“Its all your fault!”
Thinking back, these are statements, half jokes and jokes I would make with my ex.
Sometimes I would purposely make a ridiculous joke out of when I clearly knew “x transgression” was my fault in an attempt to make my loved one laugh, and lighten the mood.
Sometimes, I would make that statement in an attempt to say that I was half right and half wrong. Sometimes, I was half right and sometimes I was half wrong.
Sometimes, I would sincerely believe I was right, and the other party wrong. Sometimes, I was wrong, even when I thought I was right.
I believe, in hindsight and with learning, that outside of the ridiculous joke (and even sometimes then), that each statement was made out of an effort to control.

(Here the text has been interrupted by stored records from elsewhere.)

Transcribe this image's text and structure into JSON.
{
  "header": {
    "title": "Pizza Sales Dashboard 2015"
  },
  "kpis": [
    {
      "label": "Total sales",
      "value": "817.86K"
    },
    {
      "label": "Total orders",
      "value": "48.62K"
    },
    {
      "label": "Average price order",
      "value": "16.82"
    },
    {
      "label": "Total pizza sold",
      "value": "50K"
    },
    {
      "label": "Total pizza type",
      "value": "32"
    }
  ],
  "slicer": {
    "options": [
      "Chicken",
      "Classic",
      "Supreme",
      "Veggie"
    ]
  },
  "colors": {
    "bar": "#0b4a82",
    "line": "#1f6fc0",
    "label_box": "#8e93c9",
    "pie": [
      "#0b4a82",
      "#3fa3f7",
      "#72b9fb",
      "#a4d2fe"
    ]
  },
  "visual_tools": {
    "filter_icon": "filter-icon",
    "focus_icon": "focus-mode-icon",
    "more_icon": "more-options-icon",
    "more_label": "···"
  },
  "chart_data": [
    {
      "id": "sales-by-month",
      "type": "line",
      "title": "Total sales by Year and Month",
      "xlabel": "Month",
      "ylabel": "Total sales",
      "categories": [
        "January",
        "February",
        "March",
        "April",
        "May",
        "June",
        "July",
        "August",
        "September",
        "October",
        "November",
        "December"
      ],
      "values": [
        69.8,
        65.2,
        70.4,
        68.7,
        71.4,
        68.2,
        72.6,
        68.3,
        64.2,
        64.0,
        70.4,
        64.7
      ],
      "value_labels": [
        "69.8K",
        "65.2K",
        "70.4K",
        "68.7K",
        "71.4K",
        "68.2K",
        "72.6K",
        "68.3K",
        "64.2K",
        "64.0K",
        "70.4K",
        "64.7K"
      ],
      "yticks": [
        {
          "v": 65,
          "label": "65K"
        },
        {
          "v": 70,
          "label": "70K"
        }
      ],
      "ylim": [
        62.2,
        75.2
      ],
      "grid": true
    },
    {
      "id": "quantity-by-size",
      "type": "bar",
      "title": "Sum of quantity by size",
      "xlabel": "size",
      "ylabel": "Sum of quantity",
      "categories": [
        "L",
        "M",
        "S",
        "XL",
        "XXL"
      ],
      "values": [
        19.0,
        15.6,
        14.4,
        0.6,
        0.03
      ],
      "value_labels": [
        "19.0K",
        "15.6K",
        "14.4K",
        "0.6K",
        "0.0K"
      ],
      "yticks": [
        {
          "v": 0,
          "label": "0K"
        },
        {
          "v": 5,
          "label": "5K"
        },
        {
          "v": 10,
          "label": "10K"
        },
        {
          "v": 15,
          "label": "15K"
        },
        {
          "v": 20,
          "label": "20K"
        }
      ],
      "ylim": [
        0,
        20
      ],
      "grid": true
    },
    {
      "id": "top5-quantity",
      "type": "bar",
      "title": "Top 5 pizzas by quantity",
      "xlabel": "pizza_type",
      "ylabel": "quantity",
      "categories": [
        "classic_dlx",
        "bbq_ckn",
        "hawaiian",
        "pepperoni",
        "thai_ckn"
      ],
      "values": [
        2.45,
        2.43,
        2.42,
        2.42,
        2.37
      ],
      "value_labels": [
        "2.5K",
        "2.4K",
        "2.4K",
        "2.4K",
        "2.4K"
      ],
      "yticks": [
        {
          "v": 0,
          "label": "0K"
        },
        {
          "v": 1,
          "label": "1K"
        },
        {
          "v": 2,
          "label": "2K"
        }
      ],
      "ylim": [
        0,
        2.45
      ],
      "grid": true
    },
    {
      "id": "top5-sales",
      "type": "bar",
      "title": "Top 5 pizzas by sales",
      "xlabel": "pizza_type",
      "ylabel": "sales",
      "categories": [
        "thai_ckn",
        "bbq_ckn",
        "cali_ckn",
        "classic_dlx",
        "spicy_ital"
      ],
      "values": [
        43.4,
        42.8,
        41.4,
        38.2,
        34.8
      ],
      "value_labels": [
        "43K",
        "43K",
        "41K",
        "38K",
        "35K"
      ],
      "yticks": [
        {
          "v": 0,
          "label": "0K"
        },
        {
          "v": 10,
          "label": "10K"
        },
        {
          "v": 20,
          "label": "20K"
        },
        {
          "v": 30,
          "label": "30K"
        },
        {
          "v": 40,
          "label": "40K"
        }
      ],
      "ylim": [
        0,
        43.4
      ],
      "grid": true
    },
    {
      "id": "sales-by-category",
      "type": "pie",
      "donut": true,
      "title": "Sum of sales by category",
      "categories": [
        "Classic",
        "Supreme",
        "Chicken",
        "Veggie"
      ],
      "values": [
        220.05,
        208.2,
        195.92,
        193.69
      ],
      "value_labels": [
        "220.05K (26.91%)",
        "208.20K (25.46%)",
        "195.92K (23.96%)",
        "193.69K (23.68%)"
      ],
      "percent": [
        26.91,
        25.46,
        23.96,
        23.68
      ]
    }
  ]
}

As I learn about covert/ overt narcissism, cluster B type personality disorders, borderline personality disorder (et al), I recognise not only traits in my ex significant other (both in the past and present), but also in myself both past and present. That never feels good.
But its true. What I’ve learned in seeking understanding of co-dependancy, is that I am amongst other things, a fixer. I have found so many distasteful traits in people I have actively sought relationships with, believing that I can help them out of it. My Lord.
This is not to say I am perfect by any bizarre stretch of the imagination, but rather that I do indeed have strengths that can be helpful, as well as weaknesses which aren’t.
Learning these things now have a magnified effect. With the requisite work, the healthier ways of thinking help me become a healthier individual, but they also have a wonderful effect on my children. The thought of my children and doing everything I can for them keeps me going when times are tough and days dark – no doubt about it.
Long ago, I recognised that role modelling is far more important than words to children, and that actions speak louder than words (in relationships and individually).
So today I learned something amazing. I’ll share it with you:
a) Ask yourself when you meet someone new, or consider building a stronger relationship with someone the following question, “Will I still like this person in two years time if they dont change and are exactly as they are today?”
If the answer is no, move on. Your spidey senses might be telling you something very, very important. Listen to your gut, and listen to your body sending you signals. As a fixer, this is a big one for me.
b) Respect that persons choice to be who they are right now.
c) Its disrespectful to someone to try and change them
d) Focus on changing you instead
e) Thank that person for showing you who they are, so that you can get away from then now, while there isn’t much investment.
There’s this old adage about men and women – “Men marry a woman, hoping she won’t change”. “Women marry a man, hoping he will”.
Men are natural born fixers for the most part, and so perhaps there’s more to this old adage than meets the eye.